The door, after some fumbling outside, finally swung open, revealing in the doorway a young — if not to say youthful — policeman with flame-red hair poking out from beneath his regulation police helmet.
“Mitchell, good Lord, is that you?” Swanson squinted shortsightedly, trying to make out the face of the newcomer in the greenish light of the gas lamp that served as the sole source of illumination in his office. “You're not on duty tonight, are you? I personally sent you home several hours ago!”
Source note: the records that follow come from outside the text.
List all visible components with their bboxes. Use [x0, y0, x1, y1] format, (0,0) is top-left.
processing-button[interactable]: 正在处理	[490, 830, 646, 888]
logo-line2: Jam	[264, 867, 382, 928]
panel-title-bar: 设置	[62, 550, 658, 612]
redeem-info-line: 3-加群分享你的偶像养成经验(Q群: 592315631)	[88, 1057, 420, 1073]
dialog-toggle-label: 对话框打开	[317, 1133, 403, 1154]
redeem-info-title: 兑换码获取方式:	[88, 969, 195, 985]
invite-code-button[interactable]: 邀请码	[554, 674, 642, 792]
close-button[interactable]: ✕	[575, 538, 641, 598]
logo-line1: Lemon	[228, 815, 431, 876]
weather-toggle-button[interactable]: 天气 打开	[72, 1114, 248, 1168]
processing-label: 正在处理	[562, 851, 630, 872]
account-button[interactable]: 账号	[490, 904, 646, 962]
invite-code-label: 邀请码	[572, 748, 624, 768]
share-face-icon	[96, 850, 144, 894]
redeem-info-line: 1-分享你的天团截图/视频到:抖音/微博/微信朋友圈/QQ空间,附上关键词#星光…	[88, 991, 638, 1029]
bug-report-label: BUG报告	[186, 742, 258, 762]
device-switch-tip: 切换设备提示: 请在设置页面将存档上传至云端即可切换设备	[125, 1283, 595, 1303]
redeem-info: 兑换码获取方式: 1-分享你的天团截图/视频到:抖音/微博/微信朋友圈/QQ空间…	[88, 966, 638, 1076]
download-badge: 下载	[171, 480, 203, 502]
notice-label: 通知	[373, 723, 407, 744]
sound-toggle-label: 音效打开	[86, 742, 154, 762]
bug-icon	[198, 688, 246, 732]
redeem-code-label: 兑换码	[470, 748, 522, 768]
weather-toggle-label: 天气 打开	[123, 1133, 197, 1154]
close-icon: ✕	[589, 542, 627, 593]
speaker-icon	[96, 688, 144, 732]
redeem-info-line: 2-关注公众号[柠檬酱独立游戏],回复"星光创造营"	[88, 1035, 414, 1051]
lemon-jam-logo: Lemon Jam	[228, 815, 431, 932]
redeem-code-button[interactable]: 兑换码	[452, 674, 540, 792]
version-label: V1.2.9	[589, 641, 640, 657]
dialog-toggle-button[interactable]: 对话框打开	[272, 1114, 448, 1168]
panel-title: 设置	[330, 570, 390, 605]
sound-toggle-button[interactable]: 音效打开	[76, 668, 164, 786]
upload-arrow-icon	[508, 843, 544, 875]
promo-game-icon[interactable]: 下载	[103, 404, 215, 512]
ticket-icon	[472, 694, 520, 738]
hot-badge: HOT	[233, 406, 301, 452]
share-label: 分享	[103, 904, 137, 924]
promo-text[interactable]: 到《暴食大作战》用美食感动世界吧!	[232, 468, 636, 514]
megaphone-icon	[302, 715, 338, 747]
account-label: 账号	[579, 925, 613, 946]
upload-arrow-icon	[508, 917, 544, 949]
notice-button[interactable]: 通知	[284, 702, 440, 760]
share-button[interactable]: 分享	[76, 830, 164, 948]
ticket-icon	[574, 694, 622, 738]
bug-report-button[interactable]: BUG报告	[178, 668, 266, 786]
“Wanted to make sure all your correspondence was delivered, Inspector,” the constable smiled sheepishly, finally entering the office fully and closing the door behind him. He thought it best to omit the fact that the main purpose of his visit was actually to ascertain that Swanson was still alive. Everyone at Scotland Yard already knew that the Chief Inspector practically lived in the building and from time to time forgot to eat, drink, and even visit the privy. And so today Donald Swanson was still in his office despite the fact that it was already past three in the morning, which meant the inspector's chances of reaching his home in Clapham and getting some sleep that day had already vanished entirely.
The inspector looked, to put it plainly, unwell: his face, never distinguished by sharp features to begin with, seemed to have sagged under the burdens of recent days and the endless duties heaped upon him. The impression was heightened by the long horseshoe-shaped moustache Swanson wore, which added gravity to his appearance but certainly not beauty. Abruptly breaking off his unsolicited analysis, Mitchell hastened to get down to business and, stumbling slightly over his own foot, saluted:
“All quiet in the city. Street patrols report several brawls at the Blind Beggar on Fleet Street and at St. Katherine's Docks, and some drunk stevedore got kicked by a horse in the stables at Custom House — tried to steal oats from the manger. He's already receiving aid. Oh, and this as well!..” Seeing the Chief Inspector's expression turn to stone once more, Mitchell began rummaging in the pockets of his cape and, finding what he sought, produced a dispatch on bluish paper and handed it to his superior with all due haste. “A messenger delivered it barely forty minutes ago.”
Swanson reached out mechanically and gave an involuntary start upon seeing the royal seal impressed on the side of the envelope and the watermarks on the paper — such things, given the contents of the previous similar letter, boded nothing good whatsoever for all of Scotland Yard.
“It appears Her Majesty has once again deigned to favour us with her attention…” With a bitter smirk, the Chief Inspector reached for his letter opener and, breaking the wax seal in a single motion, immersed himself in reading.